The likely implication: TCEs are not “one-and-done” like CAR-T — they probably require repeated, sustained dosing to hold both circulating and tissue B cells down. Current under-dosing may explain the frequent post-treatment relapses (most visibly in RA).

Key Takeaways

  1. TCEs redirect the patient’s own T cells against autoreactive B/plasma cells — an off-the-shelf, repeatable, dose-adjustable alternative to CAR-T that could broaden access.
  2. Early efficacy is real but preliminary — rapid falls in disease activity, organ-specific improvement (renal in SLE, skin and lung in SSc, joints in RA), and serologic normalisation, across only 80 patients with short follow-up.
  3. Target choice maps to biology: CD19 (broad B-lineage), CD20 (narrower), and BCMA (reaches the plasma-cell compartment CD19/20 agents miss).
  4. Structure dictates practicality: Fv-based agents (blinatumomab) need continuous infusion; IgG-based agents (teclistamab) allow subcutaneous, less-frequent dosing but carry more Fc-related CRS.
  5. Safety looks manageable so far: CRS is common but mostly grade 1–2, with no neurotoxicity or deaths reported; teclistamab is more CRS-prone than blinatumomab.
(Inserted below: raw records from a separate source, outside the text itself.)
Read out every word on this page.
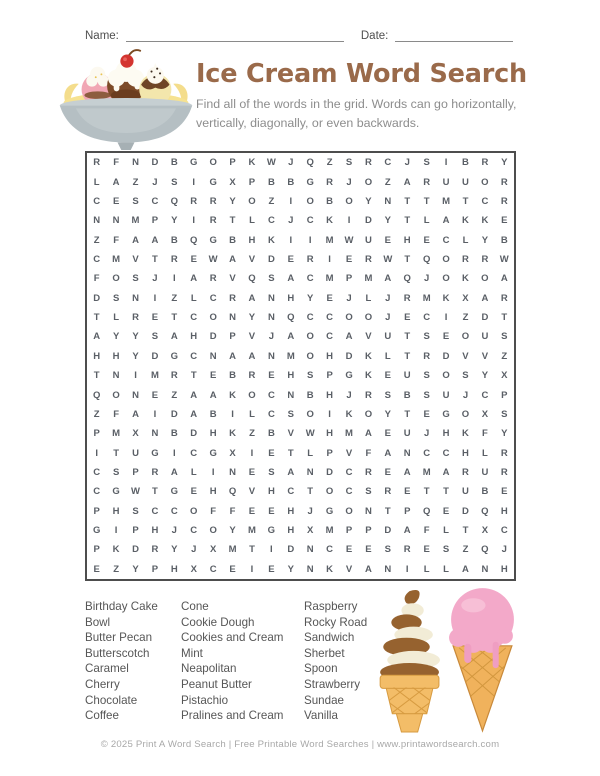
Name:	Date:
Ice Cream Word Search

Find all of the words in the grid. Words can go horizontally, vertically, diagonally, or even backwards.

R	F	N	D	B	G	O	P	K	W	J	Q	Z	S	R	C	J	S	I	B	R	Y
L	A	Z	J	S	I	G	X	P	B	B	G	R	J	O	Z	A	R	U	U	O	R
C	E	S	C	Q	R	R	Y	O	Z	I	O	B	O	Y	N	T	T	M	T	C	R
N	N	M	P	Y	I	R	T	L	C	J	C	K	I	D	Y	T	L	A	K	K	E
Z	F	A	A	B	Q	G	B	H	K	I	I	M	W	U	E	H	E	C	L	Y	B
C	M	V	T	R	E	W	A	V	D	E	R	I	E	R	W	T	Q	O	R	R	W
F	O	S	J	I	A	R	V	Q	S	A	C	M	P	M	A	Q	J	O	K	O	A
D	S	N	I	Z	L	C	R	A	N	H	Y	E	J	L	J	R	M	K	X	A	R
T	L	R	E	T	C	O	N	Y	N	Q	C	C	O	O	J	E	C	I	Z	D	T
A	Y	Y	S	A	H	D	P	V	J	A	O	C	A	V	U	T	S	E	O	U	S
H	H	Y	D	G	C	N	A	A	N	M	O	H	D	K	L	T	R	D	V	V	Z
T	N	I	M	R	T	E	B	R	E	H	S	P	G	K	E	U	S	O	S	Y	X
Q	O	N	E	Z	A	A	K	O	C	N	B	H	J	R	S	B	S	U	J	C	P
Z	F	A	I	D	A	B	I	L	C	S	O	I	K	O	Y	T	E	G	O	X	S
P	M	X	N	B	D	H	K	Z	B	V	W	H	M	A	E	U	J	H	K	F	Y
I	T	U	G	I	C	G	X	I	E	T	L	P	V	F	A	N	C	C	H	L	R
C	S	P	R	A	L	I	N	E	S	A	N	D	C	R	E	A	M	A	R	U	R
C	G	W	T	G	E	H	Q	V	H	C	T	O	C	S	R	E	T	T	U	B	E
P	H	S	C	C	O	F	F	E	E	H	J	G	O	N	T	P	Q	E	D	Q	H
G	I	P	H	J	C	O	Y	M	G	H	X	M	P	P	D	A	F	L	T	X	C
P	K	D	R	Y	J	X	M	T	I	D	N	C	E	E	S	R	E	S	Z	Q	J
E	Z	Y	P	H	X	C	E	I	E	Y	N	K	V	A	N	I	L	L	A	N	H
Birthday Cake
Bowl
Butter Pecan
Butterscotch
Caramel
Cherry
Chocolate
Coffee
Cone
Cookie Dough
Cookies and Cream
Mint
Neapolitan
Peanut Butter
Pistachio
Pralines and Cream
Raspberry
Rocky Road
Sandwich
Sherbet
Spoon
Strawberry
Sundae
Vanilla
© 2025 Print A Word Search | Free Printable Word Searches | www.printawordsearch.com
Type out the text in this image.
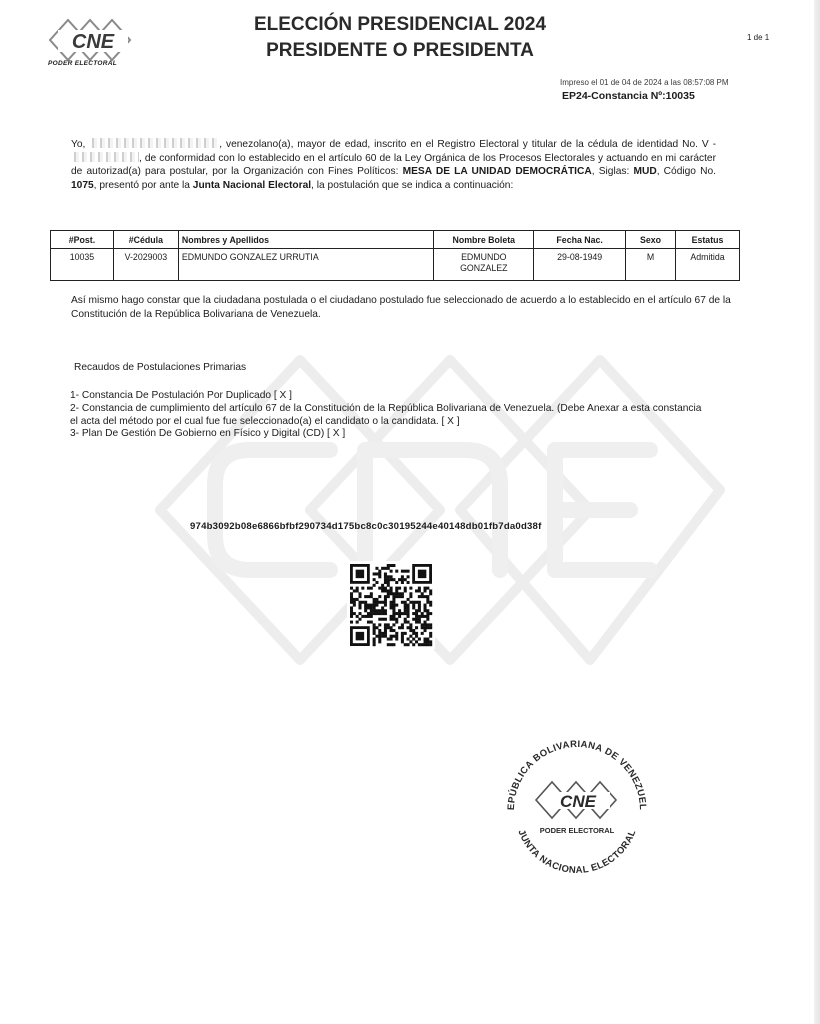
CNE
PODER ELECTORAL
ELECCIÓN PRESIDENCIAL 2024
PRESIDENTE O PRESIDENTA
1 de 1
Impreso el 01 de 04 de 2024 a las 08:57:08 PM
EP24-Constancia Nº:10035
Yo,	, venezolano(a), mayor de edad, inscrito en el Registro Electoral y titular de la cédula de identidad No. V - , de conformidad con lo establecido en el artículo 60 de la Ley Orgánica de los Procesos Electorales y actuando en mi carácter de autorizad(a) para postular, por la Organización con Fines Políticos: MESA DE LA UNIDAD DEMOCRÁTICA, Siglas: MUD, Código No. 1075, presentó por ante la Junta Nacional Electoral, la postulación que se indica a continuación:
#Post.	#Cédula	Nombres y Apellidos	Nombre Boleta	Fecha Nac.	Sexo	Estatus
10035	V-2029003	EDMUNDO GONZALEZ URRUTIA	EDMUNDO GONZALEZ	29-08-1949	M	Admitida
Así mismo hago constar que la ciudadana postulada o el ciudadano postulado fue seleccionado de acuerdo a lo establecido en el artículo 67 de la Constitución de la República Bolivariana de Venezuela.
Recaudos de Postulaciones Primarias
1- Constancia De Postulación Por Duplicado [ X ]
2- Constancia de cumplimiento del artículo 67 de la Constitución de la República Bolivariana de Venezuela. (Debe Anexar a esta constancia el acta del método por el cual fue fue seleccionado(a) el candidato o la candidata. [ X ]
3- Plan De Gestión De Gobierno en Físico y Digital (CD) [ X ]
974b3092b08e6866bfbf290734d175bc8c0c30195244e40148db01fb7da0d38f
EPÚBLICA BOLIVARIANA DE VENEZUEL
JUNTA NACIONAL ELECTORAL
CNE
PODER ELECTORAL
  6. Durability is the weak point — relapse after discontinuation is frequent, best illustrated in RA, where remission rarely persisted past three months without added therapy.
  7. The dosing gap is the headline problem: rheumatology regimens deliver a small fraction of oncology exposure and give incomplete tissue B-cell depletion. Under-dosing — not lack of efficacy — may be driving recurrence.
  8. What’s needed next: prospective trials to define target antigens, dosing intensity/frequency/duration, long-term safety (infection, hypogammaglobulinaemia, cumulative immunosuppression), and head-to-head positioning against CAR-T and monoclonal antibodies.